Anlayın artık, bu halk sizi sevmiyor!

Sabah yazarı Haşmet Babaoğlu bugünkü köşesinde Türkiye üzerinde kirli ittifaklar kurup komplo üreten küresel güçlerin taşeronlarına tokat gibi bir yazı yazdı

Giriş Tarihi 25 Aralık 2013, 00:00 Güncelleme 25 Aralık 2013, 19:40
Anlayın artık, bu halk sizi sevmiyor!

İÇİNDEKİLER

Haşmet Babaoğlu, ülke yönetimine gelmek için kirli oyunlar peşinde olanlara çok açık bir şekilde yazdı. Babaoğlu, çeşitli oyunların içerisinde olanlara, "İstediğiniz kadar tepinin, dövünün, dövüşün... İstediğiniz kadar ağlaşın, zırlayın...Ama şunu kabul edin artık... BU HALK SİZİ HİÇ SEVMEDİ, SEVMİYOR"

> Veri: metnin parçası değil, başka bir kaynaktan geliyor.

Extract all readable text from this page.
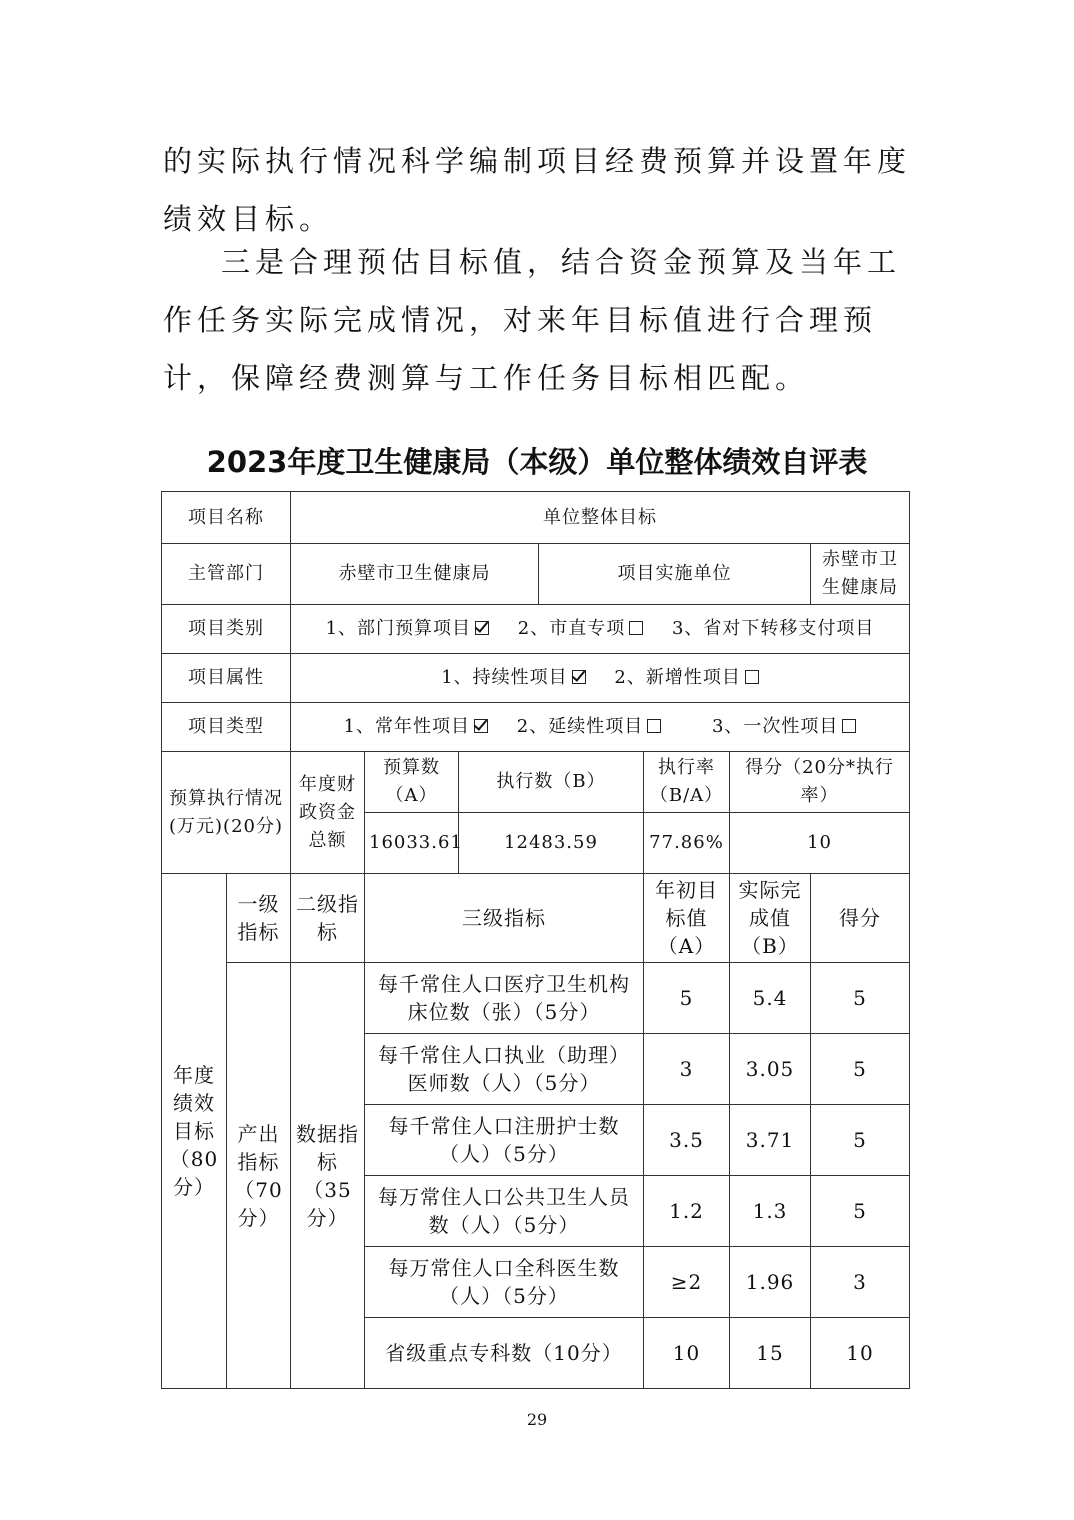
的实际执行情况科学编制项目经费预算并设置年度绩效目标。

三是合理预估目标值，结合资金预算及当年工作任务实际完成情况，对来年目标值进行合理预计，保障经费测算与工作任务目标相匹配。

2023年度卫生健康局（本级）单位整体绩效自评表
项目名称		单位整体目标						
主管部门		赤壁市卫生健康局			项目实施单位			赤壁市卫生健康局
项目类别		1、部门预算项目 2、市直专项 3、省对下转移支付项目						
项目属性		1、持续性项目 2、新增性项目						
项目类型		1、常年性项目 2、延续性项目 3、一次性项目						
预算执行情况(万元)(20分)		年度财政资金总额	预算数（A）	执行数（B）		执行率（B/A）	得分（20分*执行率）	
			16033.61	12483.59		77.86%	10	
年度绩效目标（80分）	一级指标	二级指标	三级指标			年初目标值（A）	实际完成值（B）	得分
	产出指标（70分）	数据指标（35分）	每千常住人口医疗卫生机构床位数（张）（5分）			5	5.4	5
			每千常住人口执业（助理）医师数（人）（5分）			3	3.05	5
			每千常住人口注册护士数（人）（5分）			3.5	3.71	5
			每万常住人口公共卫生人员数（人）（5分）			1.2	1.3	5
			每万常住人口全科医生数（人）（5分）			≥2	1.96	3
			省级重点专科数（10分）			10	15	10
29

İşte Haşmet Babaoğlu'nun 'Anlayın artık bu halk sizi sevmiyor'

İstediğiniz kadar tepinin, dövünün, dövüşün...
İstediğiniz kadar ağlaşın, zırlayın...
Çeşit çeşit iltifatlar ve ittifaklardan medet umup istediğinizle anlaşıp uzlaşın...
Ne yaparsanız, yapın...
Mesele oy oranlarıysa eğer, üç puan aşağı beş puan yukarı...
Bunlar olabilir!
Ama şunu kabul edin artık...
Bu halk sizi sevmedi hiç, sevmiyor!

Böyle kalmakta ısrar ederseniz de aranız hiç düzelmeyecek!
İsterseniz, demokrasi havarisi rolü oynayın...
İsterseniz, Kemalist ulusalcı kesilin ya da bu toprakların en has milliyetçisi havasına girin...
İsterseniz, dinden dem vurun...
İsterseniz, hayatın zevklerinden...

Bu halk size inanmadı hiç! İnanmıyor!
O yüzden sandık vakti gelince duvara tosluyorsunuz.
O yüzden ikide bir denize düşüyor, her tuttuğunuz yılana sarılıyorsunuz.
Anlayın artık bunu! Anlayın da "Nerede hata yaptım ben, nerede koptum?" diye bir düşünün!

***
Aldandığınız nokta şu...
Halkın geniş kesiminin onlarca yıllık suskunluğunu, onun "yokluğu" sandınız.
Halkın belli bir kısmının haklı korkularından Stockholm Sendromu yarattınız.
Tornadan çıkmış fakat kendisini pek sıra dışı sanan aydınların yazıp çizdiklerini "yüksek kültür" sanacak kadar ruhsuzlaştınız.
Elinizde kala kala, "hayat tarzı" denen şey kaldı.
Şimdi şaşırıyorsunuz...
Neden hep halkçı olduk da, halk olamadık diye...
Mesele "halkçılık" değil oysa, popülizm de değil, bütün renkleri ve çeşitliliğiyle "halk olmak"tı!
Aranızdayım, tanığınızım...
Ve görüyorum...
Kıvranarak birbirinize yakınıyorsunuz: Neden top tüfek, tank desteği olmayınca; yabancı parmaklar işe karışmayınca, komplolar kurmayınca başaramıyoruz?

***
Merak ettiğiniz cevabı bulmak için küçük bir ev ödevi vereyim mi size?
Isınma turu gibi, konuya ısınma soruları...
Mesela...
Bu halk talim terbiyenin onca karşıt propagandasına rağmen Abdülhamit'i terk etmemiş ama zamanında da ona en sert muhalefeti yapmış Mehmet Akif'i de bağrına basmış...
Fakat okulda durmadan kafasına çakılan Tevfik Fikret'e neden en ufak bir yakınlık duymamıştır?
Neden "inkilap"larının çoğuna içten içe itiraz etmesine karşın Gazi Mustafa Kemal'i bağrına basmış da, İsmet Paşa'ya hiç ısınamamıştır?
Neden bu halk uçarı gönüllü Adnan Menderes'i hep sahiplenmiştir de, Celal Bayar'a asla "demokrat" gözüyle bakmamıştır?
Bir sorun bunları...
Kim bilir, belki bu sayede hem kendinizi; yani durmadan zenciler yaratan "beyaz"lığınızı anlarsınız, hem de memleketi!